おともだち
 宮沢くんは何かの拍子に「仁科さん、彼氏は? 」と聞いてきた(わかってるけど)下心のまったくない気軽さで尋ねられると“いらない”の意味を込めて首を振るだけで否定した。ここで聞かなければ、自然を装って聞く技術のない私はできるだけ声のトーンに変化が無いよう努め「宮沢くんは? 」と同じ質問を返した。

「うーん……いない、かな」

 私には気軽に聞いたのに、自分は今、含みを持たせた気がする。驚いて顔を上げると、彼はいたずらに微笑んだ。


 ――――

 家に帰り、酔い冷ましの水で喉を潤した。一息ついたところで頭の中に宮沢くんの笑顔が張り付いていて、顔を手で扇いだ。……変なこと……は言ってないはず。初めての人と話すといつもあとになって心配することになる。けど、今日はそれだけじゃなかった。

 かっこ、よかったー……。

 ほれぼれとしてしまったな。今まで見た一般人で一番かっこいいかも。

 あっと、何してるんだろ。早く寝よう。明日は休みじゃないんだから。私は無理に宮沢くんの余韻を終わらせて眠る支度をした。
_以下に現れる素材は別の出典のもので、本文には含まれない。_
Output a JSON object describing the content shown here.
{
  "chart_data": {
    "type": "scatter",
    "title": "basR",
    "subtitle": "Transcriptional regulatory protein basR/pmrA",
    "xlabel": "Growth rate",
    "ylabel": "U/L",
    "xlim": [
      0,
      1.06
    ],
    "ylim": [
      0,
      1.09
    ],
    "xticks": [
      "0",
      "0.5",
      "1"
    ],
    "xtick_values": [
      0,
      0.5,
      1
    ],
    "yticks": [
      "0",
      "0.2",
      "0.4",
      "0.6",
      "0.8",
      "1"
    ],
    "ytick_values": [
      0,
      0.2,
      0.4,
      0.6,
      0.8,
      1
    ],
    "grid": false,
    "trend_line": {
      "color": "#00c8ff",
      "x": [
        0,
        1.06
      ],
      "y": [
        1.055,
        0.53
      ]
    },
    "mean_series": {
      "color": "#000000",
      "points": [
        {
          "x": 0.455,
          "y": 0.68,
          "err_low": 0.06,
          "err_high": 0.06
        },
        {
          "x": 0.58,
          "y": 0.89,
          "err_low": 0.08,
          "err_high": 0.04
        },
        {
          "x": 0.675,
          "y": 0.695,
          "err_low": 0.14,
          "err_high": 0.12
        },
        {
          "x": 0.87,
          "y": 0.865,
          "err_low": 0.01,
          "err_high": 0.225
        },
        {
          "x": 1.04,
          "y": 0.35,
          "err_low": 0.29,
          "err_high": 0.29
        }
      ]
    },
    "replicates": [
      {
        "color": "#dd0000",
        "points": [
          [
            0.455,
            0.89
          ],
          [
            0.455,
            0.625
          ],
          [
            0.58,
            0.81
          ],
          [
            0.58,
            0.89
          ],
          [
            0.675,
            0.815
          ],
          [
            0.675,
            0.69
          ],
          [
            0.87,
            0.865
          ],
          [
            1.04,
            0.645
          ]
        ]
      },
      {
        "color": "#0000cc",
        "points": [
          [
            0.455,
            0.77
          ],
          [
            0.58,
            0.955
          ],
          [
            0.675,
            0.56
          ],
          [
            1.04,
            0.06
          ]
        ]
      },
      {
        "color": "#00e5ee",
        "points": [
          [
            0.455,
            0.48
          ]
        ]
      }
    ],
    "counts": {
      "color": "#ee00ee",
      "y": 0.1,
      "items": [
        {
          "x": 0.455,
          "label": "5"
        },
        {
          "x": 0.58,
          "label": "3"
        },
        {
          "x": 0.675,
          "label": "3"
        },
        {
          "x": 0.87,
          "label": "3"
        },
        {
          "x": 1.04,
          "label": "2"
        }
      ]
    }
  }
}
 ベッドで眠りにつく前にはもう一度宮沢くんの端正な顔を思い出してしまった。勝手に浮かぶんだもん、仕方がない。でしょ?誰にでもない言い訳をして目を瞑る。目を瞑るのは眠るのに有効なだけでなく思い出すのにも有効だという事を知った。

 私が彼氏いらないってわかると含みを持たせたよね。あれ、どういうことだろう……。彼も彼女はいない、かな。彼女はいないけど……。もしかして、()()()()()()はいるってこと?

 それを私に伝わるように笑ったの?察しろってこと?

 まさか、私の考えすぎだよね。

 ――私はいつの間にか意識を手放していた。